Alice stared at him in astonishment.

"What do you mean?" she demanded.

"I mean that Jack never meant to marry her, and that he is going to release her from her engagement."

"How do you know that?"

"He told me himself."

They stood in silence a brief interval looking each other in the face. Fairfield was radiant, but Miss Endicott was very pale.

"I beg your pardon," she said presently. "Is Mr. Neligage in the house?"

"Yes; he's in his room."

"Will you call him, please?"

Fairfield hesitated a little, but went to call his chum.

"Miss Endicott wants to speak to you," he said abruptly.

"What does she want?"

"I haven't any idea."

"What have you been telling her?"

The necessity of answering this question Dick escaped by returning to the other room; and his friend followed.

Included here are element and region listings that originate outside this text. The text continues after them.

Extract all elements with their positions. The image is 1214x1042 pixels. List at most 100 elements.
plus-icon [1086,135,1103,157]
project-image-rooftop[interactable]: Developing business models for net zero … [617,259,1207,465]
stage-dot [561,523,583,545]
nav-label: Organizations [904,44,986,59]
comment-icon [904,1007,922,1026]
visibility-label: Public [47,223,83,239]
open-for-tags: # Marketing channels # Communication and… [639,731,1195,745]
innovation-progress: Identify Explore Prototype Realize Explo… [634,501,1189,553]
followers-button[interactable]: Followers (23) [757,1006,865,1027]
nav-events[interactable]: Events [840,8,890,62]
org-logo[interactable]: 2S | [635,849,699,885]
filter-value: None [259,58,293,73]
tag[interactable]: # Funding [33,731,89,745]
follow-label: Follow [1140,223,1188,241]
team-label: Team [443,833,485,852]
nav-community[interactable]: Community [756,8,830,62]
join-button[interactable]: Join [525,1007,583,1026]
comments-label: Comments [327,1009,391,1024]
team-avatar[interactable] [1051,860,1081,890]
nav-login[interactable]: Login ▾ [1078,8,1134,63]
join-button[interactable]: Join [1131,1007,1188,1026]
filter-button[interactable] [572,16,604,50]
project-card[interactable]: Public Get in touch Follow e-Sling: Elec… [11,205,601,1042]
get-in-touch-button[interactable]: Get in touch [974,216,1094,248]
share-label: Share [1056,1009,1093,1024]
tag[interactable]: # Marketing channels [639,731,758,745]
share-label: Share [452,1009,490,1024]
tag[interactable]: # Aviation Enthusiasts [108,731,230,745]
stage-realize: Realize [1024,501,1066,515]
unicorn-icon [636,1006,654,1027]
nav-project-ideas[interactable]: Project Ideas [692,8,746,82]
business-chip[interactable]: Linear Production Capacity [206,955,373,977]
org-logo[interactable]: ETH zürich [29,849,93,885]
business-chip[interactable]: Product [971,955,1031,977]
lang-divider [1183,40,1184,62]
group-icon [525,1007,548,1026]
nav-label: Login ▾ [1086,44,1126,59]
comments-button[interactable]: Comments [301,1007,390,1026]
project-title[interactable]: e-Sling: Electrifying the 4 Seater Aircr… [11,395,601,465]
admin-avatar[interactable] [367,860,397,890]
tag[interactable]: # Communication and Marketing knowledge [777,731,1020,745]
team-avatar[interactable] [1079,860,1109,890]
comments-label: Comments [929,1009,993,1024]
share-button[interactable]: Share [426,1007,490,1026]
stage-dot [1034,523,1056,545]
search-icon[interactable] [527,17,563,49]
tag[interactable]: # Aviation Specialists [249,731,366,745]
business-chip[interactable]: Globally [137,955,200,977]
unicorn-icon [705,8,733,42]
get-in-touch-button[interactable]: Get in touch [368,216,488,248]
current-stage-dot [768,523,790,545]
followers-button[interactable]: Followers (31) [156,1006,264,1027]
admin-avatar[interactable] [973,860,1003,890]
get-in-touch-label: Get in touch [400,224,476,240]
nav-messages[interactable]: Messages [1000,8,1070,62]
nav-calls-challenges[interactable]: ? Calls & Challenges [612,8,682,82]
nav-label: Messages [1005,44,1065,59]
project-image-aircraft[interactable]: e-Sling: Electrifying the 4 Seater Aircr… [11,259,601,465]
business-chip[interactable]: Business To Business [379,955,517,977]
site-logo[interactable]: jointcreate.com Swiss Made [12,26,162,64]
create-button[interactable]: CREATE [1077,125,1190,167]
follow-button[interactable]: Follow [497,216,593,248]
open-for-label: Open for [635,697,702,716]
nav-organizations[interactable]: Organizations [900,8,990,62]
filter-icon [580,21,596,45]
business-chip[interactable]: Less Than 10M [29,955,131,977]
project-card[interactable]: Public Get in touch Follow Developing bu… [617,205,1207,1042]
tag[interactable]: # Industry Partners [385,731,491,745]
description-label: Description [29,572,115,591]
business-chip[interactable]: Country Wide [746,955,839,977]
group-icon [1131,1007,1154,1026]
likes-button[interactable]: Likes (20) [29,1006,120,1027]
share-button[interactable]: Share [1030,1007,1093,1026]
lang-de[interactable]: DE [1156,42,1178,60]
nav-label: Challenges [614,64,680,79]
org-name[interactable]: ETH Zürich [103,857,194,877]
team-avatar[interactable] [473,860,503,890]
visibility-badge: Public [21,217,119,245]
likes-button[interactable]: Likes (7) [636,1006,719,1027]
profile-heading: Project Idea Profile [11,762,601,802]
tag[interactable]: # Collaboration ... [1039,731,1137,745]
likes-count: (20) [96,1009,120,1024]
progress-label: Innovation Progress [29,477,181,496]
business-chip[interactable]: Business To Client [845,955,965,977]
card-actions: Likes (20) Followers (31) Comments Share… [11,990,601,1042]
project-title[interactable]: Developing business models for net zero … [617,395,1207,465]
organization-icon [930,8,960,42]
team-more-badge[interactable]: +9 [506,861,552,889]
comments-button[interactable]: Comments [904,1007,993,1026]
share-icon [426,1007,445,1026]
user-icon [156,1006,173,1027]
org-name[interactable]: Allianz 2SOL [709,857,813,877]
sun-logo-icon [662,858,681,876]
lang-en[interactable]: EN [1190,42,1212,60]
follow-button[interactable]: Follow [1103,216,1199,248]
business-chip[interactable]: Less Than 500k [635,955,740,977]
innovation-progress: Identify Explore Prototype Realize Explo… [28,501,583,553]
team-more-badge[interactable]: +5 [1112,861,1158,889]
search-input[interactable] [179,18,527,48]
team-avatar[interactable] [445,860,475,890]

"Jack," Alice cried, as soon as he appeared, "tell me this moment if it's true that you're not to marry May!"

He faced her stiff and formal in his politeness.

"Pardon me if I do not see that you have any right to ask me such a question."

"Why, I came to ask Mr. Fairfield for May's letters because she is engaged to you, and he told me--"

She broke off, her habitual self-control being evidently tried almost beyond its limit.

"I took the liberty, Jack," spoke up Fairfield, "of saying--"

"Don't apologize," Neligage said. "It is true, Miss Endicott, that circumstances have arisen which make it best for May to break the engagement. I shall be obliged to you, however, if you don't mention the matter to her until she brings it up."

Alice looked at him appealingly.

"But I thought--"

"We are none of us accountable for our thoughts, Miss Endicott, nor perhaps for a want of faith in our friends."

She moved toward him with a look of so much appeal that Dick discreetly turned his back under pretense of looking for something on his writing-table.

"At least," she said, her voice lower than usual, "you will let me apologize for the way in which I spoke to you the other morning."

"Oh, don't mention it," he returned carelessly. "You were quite justified."

He turned away with easy nonchalance, as if the matter were one in which he had no possible interest.

"At least," she begged, "you'll pardon me, and shake hands."

"Oh, certainly, if you like," answered he; "but it doesn't seem necessary."

Her manner changed in the twinkling of an eye. Indignation shone in her face and her head was carried more proudly.

"Then it isn't," she said. "Good-morning, Mr. Fairfield."